The best example I can provide is from my own life. Had a girlfriend whom I loved. She dumped me pretty suddenly. I was devastated. But what could I do? I couldn’t convince her to take me back, so I did what I do best — I went back online — literally MINUTES after I returned home from the teary breakup.

Now, in some respects, this made sense, in that I wasn’t going wallow in misery and think about what I did wrong or how I could fix things. I made the conscious decision to move on instantly. To me, it was the equivalent of being fired from a job. You don’t sit around for six months waiting to heal. You go out and get another job. On the other hand, there are a completely different set of emotions surrounding a break-up. And while I WANTED to be ready to date, and definitely had the online dating skill set to be ready to date, I was not emotionally ready to date. Not at all. So what did that mean for me?

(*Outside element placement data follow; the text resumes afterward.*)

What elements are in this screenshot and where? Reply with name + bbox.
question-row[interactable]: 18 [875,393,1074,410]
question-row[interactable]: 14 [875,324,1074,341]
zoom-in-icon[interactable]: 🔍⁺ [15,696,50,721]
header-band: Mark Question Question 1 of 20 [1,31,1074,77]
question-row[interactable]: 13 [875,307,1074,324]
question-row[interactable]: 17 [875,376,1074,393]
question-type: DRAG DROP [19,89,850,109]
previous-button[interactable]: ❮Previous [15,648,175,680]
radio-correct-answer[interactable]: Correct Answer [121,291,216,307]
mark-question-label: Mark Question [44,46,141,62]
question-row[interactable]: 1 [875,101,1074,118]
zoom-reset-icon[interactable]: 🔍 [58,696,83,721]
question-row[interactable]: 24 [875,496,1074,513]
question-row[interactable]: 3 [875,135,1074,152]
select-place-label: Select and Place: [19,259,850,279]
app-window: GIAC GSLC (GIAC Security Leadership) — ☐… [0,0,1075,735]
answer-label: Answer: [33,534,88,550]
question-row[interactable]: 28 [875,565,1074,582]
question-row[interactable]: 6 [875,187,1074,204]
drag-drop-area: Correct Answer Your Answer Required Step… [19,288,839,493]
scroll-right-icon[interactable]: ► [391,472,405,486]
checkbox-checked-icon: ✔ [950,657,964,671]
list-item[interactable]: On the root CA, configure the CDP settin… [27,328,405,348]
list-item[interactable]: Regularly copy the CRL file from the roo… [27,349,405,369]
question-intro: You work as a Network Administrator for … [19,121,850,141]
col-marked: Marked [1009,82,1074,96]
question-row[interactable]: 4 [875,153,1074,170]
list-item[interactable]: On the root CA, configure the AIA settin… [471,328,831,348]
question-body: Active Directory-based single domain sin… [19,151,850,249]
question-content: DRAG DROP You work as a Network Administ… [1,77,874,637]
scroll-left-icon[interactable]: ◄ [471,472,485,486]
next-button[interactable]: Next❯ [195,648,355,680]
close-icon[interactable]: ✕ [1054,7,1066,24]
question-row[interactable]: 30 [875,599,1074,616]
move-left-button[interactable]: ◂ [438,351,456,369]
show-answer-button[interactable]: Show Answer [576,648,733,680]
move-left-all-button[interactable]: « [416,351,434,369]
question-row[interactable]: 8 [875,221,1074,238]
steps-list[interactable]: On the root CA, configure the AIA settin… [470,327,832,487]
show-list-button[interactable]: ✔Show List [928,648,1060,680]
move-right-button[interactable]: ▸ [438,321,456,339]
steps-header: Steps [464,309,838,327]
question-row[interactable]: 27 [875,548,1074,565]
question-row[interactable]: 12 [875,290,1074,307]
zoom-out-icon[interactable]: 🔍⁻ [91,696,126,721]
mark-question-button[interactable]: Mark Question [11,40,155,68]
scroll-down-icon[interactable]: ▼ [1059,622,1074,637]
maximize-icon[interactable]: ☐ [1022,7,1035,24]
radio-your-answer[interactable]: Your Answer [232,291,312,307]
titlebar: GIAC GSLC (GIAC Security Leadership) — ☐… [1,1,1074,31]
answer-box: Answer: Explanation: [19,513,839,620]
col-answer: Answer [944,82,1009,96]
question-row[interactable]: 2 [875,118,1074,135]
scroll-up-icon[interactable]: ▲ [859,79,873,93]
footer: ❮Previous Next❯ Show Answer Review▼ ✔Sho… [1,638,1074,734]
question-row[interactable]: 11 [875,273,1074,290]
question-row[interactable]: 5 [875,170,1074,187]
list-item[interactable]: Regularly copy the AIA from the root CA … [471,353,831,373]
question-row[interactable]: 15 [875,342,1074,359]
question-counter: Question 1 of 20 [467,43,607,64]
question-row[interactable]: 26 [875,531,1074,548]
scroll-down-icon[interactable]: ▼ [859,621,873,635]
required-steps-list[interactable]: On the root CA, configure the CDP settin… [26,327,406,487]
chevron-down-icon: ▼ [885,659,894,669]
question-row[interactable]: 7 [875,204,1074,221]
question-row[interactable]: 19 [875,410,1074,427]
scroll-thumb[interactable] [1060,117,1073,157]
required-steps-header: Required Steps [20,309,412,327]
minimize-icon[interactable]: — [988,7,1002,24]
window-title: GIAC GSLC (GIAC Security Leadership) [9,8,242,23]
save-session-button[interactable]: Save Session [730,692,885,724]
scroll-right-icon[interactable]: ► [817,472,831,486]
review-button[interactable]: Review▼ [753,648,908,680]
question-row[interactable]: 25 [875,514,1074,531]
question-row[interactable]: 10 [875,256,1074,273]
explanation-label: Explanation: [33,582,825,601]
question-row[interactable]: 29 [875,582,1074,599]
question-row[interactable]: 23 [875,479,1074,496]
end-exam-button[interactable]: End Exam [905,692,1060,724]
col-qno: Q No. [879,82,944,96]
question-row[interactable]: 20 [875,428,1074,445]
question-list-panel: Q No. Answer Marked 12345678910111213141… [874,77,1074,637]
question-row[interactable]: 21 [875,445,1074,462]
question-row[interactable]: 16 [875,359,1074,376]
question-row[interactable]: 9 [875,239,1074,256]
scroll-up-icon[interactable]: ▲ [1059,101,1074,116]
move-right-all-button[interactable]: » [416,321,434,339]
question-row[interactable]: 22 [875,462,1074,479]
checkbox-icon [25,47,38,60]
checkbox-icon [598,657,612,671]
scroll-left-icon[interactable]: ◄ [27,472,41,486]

Well, it pretty much meant that I got back on JDate, found myself a cool girl a few hours later and was hooking up with her shortly thereafter. She was great. Three years later, we’re still friends and grab dinner once a month. But I never gave her the opportunity she deserved to have all of me. I was raw. I was closed. I was needy. I was in no position to be a boyfriend to anyone but my beloved ex-girlfriend. And it was completely unfair to her. My need to move on superseded her need to be with an emotionally available guy….

This pattern, by the way, continued for a few months (and a few more women), until I was truly and finally “over” my ex.

So that’s where I land. You need to be “over” someone in order to be able to date. If you are, you have something to GIVE. When you’re reeling from a break-up, all you can do is RECEIVE. And that’s pretty much the definition of selfish.

I remember reading once upon a time that people need half the length of the relationship to heal properly. If you were together for two years, you need one year of healing. I can’t believe that it’s true. I’d probably say it’s closer to one-tenth of the time. My Mom was widowed after 30 years and it took her about 3 years to be ready to date again. It would have been a shame if she truly had to wait 15 years, right?

Ultimately, the final arbiter is you. Are you being fair to your ex? Are you being fair to your kids? Are you being fair to your dates? And are you being fair to yourself?

If so — if you’ve mourned, if you’ve healed, if you’ve made peace — then you’re ready whenever you say you’re ready.